Haldimand County mayor says it has the will and the way to take on gas-fired power production the town doesn’t want.


The mayors of Haldimand County and Oakville are asking the province to consider moving a natural-gas-fired power plant planned for Oakville out of the GTA.


Mayor Marie Trainer of Haldimand County says her community is more than willing to accept the proposed plant in Nanticoke.


“We have the space, we have the lines, and we want it,” said Trainer. “Why put it near schools and subdivisions and senior homes? Bring it out to Haldimand County, where we have a three-kilometer buffer zone from residential areas around 4,500 acres of available land,” she said at a news conference Tuesday.


The new plant would help buffer the economic fallout in 2015, after Nanticoke’s coal-fire generating station is shut down, Trainer said.

Minister of Energy and Infrastructure Brad Duguid says the province is open to all options. “We take the suggestions seriously and we welcome them,” he said, without elaborating on whether it’s a proposal the province is willing to consider.


But the Ontario Power Authority says the proposal is not a cost-effective way to meet the energy needs of the southwestern GTA.

“It would require a new gas line to be built, which would cost $150 million, and additional transmission lines at $200 million,” said Kristin Jenkins, director of media relations.


A plant in Nanticoke would also be required to run for longer stretches, as opposed to the “peaker plant” proposed for Oakville, which would operate only during periods of high demand.
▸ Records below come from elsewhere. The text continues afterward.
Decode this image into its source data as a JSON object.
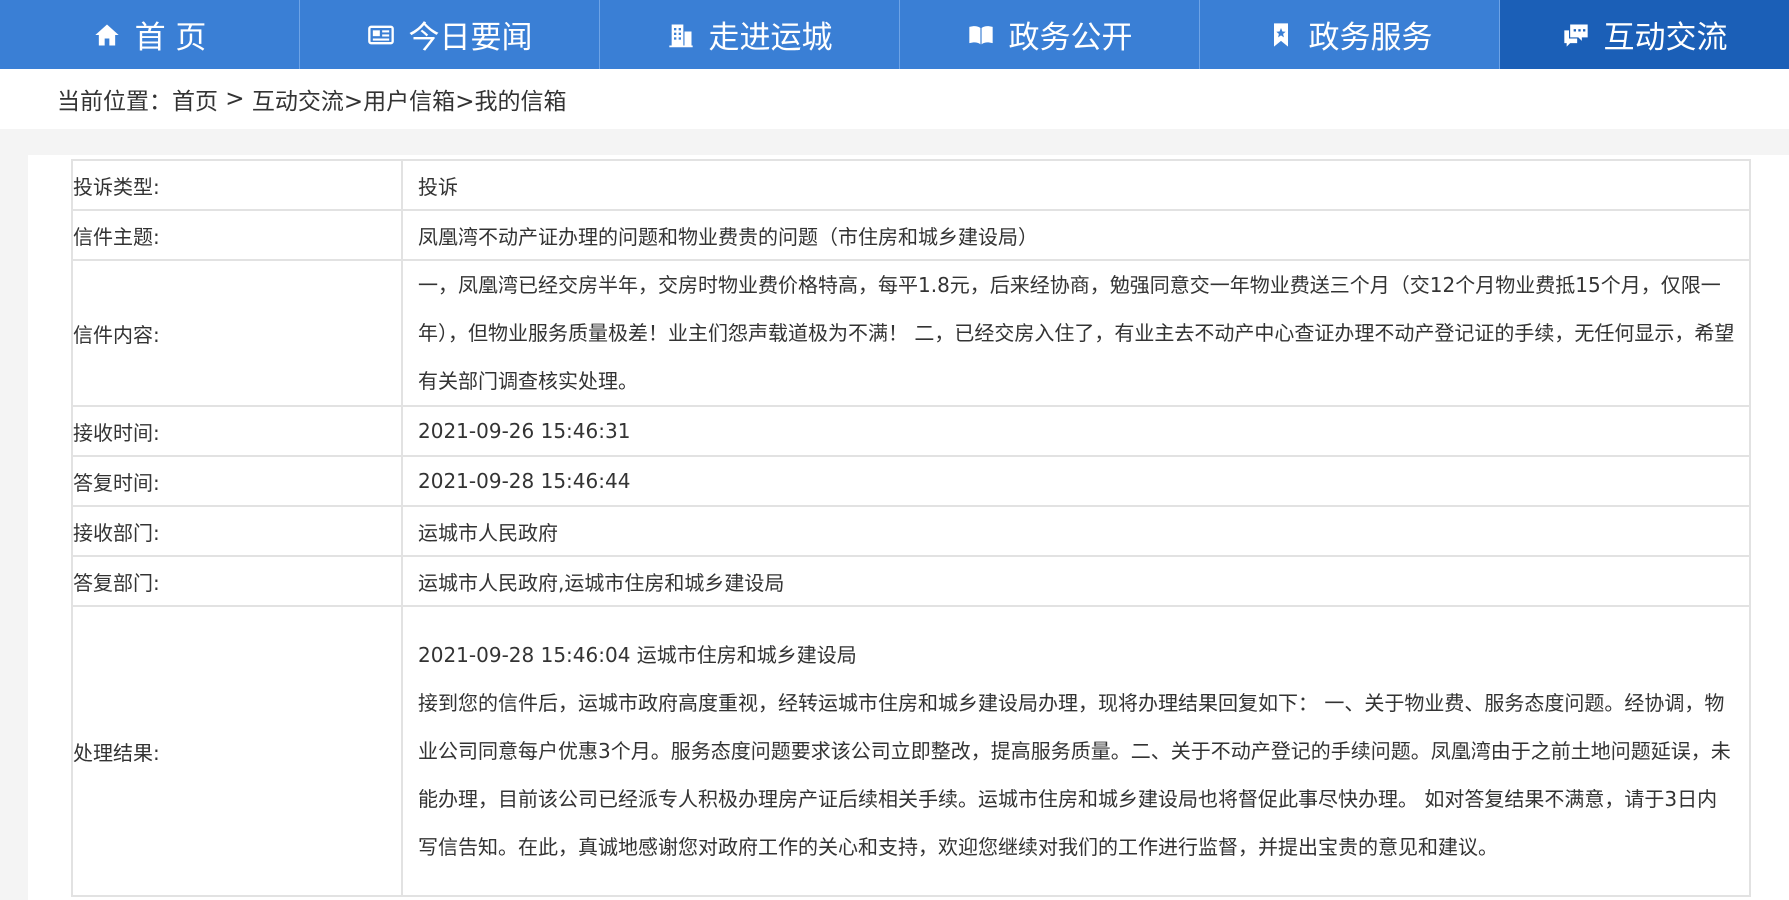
{
  "nav": {
    "items": [
      {
        "label": "首 页",
        "icon": "home-icon",
        "active": false
      },
      {
        "label": "今日要闻",
        "icon": "news-icon",
        "active": false
      },
      {
        "label": "走进运城",
        "icon": "building-icon",
        "active": false
      },
      {
        "label": "政务公开",
        "icon": "book-icon",
        "active": false
      },
      {
        "label": "政务服务",
        "icon": "bookmark-icon",
        "active": false
      },
      {
        "label": "互动交流",
        "icon": "chat-icon",
        "active": true
      }
    ]
  },
  "breadcrumb": {
    "prefix": "当前位置：",
    "home": "首页",
    "sep1": " > ",
    "level1": "互动交流",
    "level2": ">用户信箱",
    "level3": ">我的信箱"
  },
  "letter": {
    "type_label": "投诉类型:",
    "type_value": "投诉",
    "subject_label": "信件主题:",
    "subject_value": "凤凰湾不动产证办理的问题和物业费贵的问题（市住房和城乡建设局）",
    "content_label": "信件内容:",
    "content_value": "一，凤凰湾已经交房半年，交房时物业费价格特高，每平1.8元，后来经协商，勉强同意交一年物业费送三个月（交12个月物业费抵15个月，仅限一年），但物业服务质量极差！业主们怨声载道极为不满！ 二，已经交房入住了，有业主去不动产中心查证办理不动产登记证的手续，无任何显示，希望有关部门调查核实处理。",
    "received_label": "接收时间:",
    "received_value": "2021-09-26 15:46:31",
    "replied_label": "答复时间:",
    "replied_value": "2021-09-28 15:46:44",
    "recv_dept_label": "接收部门:",
    "recv_dept_value": "运城市人民政府",
    "reply_dept_label": "答复部门:",
    "reply_dept_value": "运城市人民政府,运城市住房和城乡建设局",
    "result_label": "处理结果:",
    "result_header": "2021-09-28 15:46:04 运城市住房和城乡建设局",
    "result_body": "接到您的信件后，运城市政府高度重视，经转运城市住房和城乡建设局办理，现将办理结果回复如下： 一、关于物业费、服务态度问题。经协调，物业公司同意每户优惠3个月。服务态度问题要求该公司立即整改，提高服务质量。二、关于不动产登记的手续问题。凤凰湾由于之前土地问题延误，未能办理，目前该公司已经派专人积极办理房产证后续相关手续。运城市住房和城乡建设局也将督促此事尽快办理。 如对答复结果不满意，请于3日内写信告知。在此，真诚地感谢您对政府工作的关心和支持，欢迎您继续对我们的工作进行监督，并提出宝贵的意见和建议。"
  },
  "colors": {
    "nav_bg": "#3a7fd5",
    "nav_active": "#1b5fb7",
    "border": "#e2e2e2"
  }
}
The extra distance also means more energy lost through power lines.


Plans to build the plant in Oakville near schools, homes and a hospital have been mired in controversy since the site adjacent to the town’s Ford plant was chosen from four proposed sites in Mississauga and Oakville. Similar concerns have been seen in other areas where power plants are already under construction.


But the province says it’s a step that must be taken as it attempts to replace dirty coal-fired generating stations with greener ones closer to the areas of need within the next few years. The province aims to shut down the rest of its coal-fired plants, including the huge Nanticoke station on Lake Erie, by 2014.